Dans l’île, voire dans le Grand Monde, il y avait des individus de l’odieuse catégorie des « taureaux » qui essayaient parfois de conspirer et de provoquer des émeutes. Les détachements sanitaires détruisaient les assassins aussi impitoyablement que les requins, les microbes et les reptiles venimeux.

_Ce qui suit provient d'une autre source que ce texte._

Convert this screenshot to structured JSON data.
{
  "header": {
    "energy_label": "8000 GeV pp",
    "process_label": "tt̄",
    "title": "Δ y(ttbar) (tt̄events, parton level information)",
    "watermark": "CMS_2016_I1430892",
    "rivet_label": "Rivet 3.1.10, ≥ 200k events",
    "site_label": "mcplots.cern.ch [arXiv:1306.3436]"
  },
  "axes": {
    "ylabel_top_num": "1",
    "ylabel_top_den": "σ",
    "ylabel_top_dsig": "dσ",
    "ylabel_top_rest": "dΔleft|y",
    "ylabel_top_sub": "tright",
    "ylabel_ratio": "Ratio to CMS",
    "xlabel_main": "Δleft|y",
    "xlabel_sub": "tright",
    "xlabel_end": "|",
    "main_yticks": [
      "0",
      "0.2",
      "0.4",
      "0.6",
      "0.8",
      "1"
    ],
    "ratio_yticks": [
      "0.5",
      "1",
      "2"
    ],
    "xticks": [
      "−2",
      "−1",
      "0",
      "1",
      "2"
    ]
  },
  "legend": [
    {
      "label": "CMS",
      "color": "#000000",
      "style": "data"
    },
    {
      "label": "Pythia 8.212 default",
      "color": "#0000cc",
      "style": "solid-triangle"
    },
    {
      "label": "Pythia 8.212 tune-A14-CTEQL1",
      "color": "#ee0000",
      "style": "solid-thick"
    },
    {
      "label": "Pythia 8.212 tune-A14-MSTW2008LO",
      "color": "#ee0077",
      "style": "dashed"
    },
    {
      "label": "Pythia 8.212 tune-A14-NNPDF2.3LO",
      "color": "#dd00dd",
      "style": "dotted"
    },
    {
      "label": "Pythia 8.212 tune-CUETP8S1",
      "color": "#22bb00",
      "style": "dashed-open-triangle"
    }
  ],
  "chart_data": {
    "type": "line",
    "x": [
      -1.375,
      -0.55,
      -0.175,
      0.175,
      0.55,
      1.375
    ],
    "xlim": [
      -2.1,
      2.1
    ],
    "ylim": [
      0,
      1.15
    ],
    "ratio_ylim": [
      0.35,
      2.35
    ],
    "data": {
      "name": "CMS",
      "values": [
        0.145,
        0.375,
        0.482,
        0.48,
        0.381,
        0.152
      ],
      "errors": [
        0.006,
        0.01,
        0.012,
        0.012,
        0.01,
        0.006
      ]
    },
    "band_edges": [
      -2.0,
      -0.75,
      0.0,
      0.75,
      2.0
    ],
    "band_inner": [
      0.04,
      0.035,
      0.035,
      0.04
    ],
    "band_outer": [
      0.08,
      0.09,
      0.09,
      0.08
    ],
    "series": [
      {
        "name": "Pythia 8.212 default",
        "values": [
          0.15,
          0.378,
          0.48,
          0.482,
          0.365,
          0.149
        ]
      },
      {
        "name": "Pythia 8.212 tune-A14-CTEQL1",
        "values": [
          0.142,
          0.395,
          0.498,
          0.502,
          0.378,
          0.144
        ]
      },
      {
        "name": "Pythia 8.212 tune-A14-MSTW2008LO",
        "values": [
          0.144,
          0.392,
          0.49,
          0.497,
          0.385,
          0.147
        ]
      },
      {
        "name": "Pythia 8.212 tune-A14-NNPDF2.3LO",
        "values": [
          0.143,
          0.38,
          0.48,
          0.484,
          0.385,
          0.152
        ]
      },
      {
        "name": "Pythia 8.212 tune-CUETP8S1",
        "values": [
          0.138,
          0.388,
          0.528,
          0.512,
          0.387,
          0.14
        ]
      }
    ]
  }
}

Tout en examinant son futur refuge, Mven Mas se demanda s’il n’appartenait pas, lui aussi, à la catégorie des « taureaux », mais il repoussa aussitôt cette idée avec indignation. Le « taureau », fort et énergique, ignore la compassion et n’obéit qu’à ses instincts les plus vils. Ces gens qui tenaient leur caractère de combinaisons fortuites de l’hérédité, devaient se surveiller sévèrement toute leur vie pour être dignes de la société moderne. Mais ces défauts étaient devenus réparables, grâce à la connaissance approfondie des êtres vivants. Les souffrances, les discordes et les malheurs des temps anciens étaient toujours aggravés par les individus de cette espèce, qui se proclamaient sous divers titres gouvernants infaillibles, autorisés à réprimer toute opposition, à extirper toute idée et tout principe différents des leurs. Depuis, l’humanité abhorrait toute manifestation d’absolutisme et craignait particulièrement les « taureaux », qui vivaient au jour le jour, sans respecter les lois inviolables de l’économie, sans souci de l’avenir. Les guerres et l’économie inorganisée de l’Ere du Monde Désuni conduisirent au pillage de la planète. On abattit les forêts, on brûla les réserves de houille et de pétrole amassées pendant des millions d’années, on pollua l’air d’acide carbonique et de résidus fétides d’usines mal aménagées, on extermina de beaux animaux inoffensifs, jusqu’à ce que le monde fût parvenu au seul régime susceptible d’assurer l’existence de l’humanité : le régime communiste. Une longue tâche incomba à la postérité. Dans l’Ere de l’Unification il fallut réorganiser, au prix de grands efforts, des pays où les arbres eux-mêmes avaient dégénéré en buissons et le bétail en races naines. Des débris : éclats de verre, papiers, ferraille, souillaient le sol : des coulées de cambouis et des résidus chimiques empoisonnaient les cours d’eau et les rivages des mers. Ce n’est qu’après l’épuration radicale de l’eau, de l’air et de la terre que l’humanité donna son aspect actuel à la planète, où on peut marcher partout pieds nus, sans se blesser ...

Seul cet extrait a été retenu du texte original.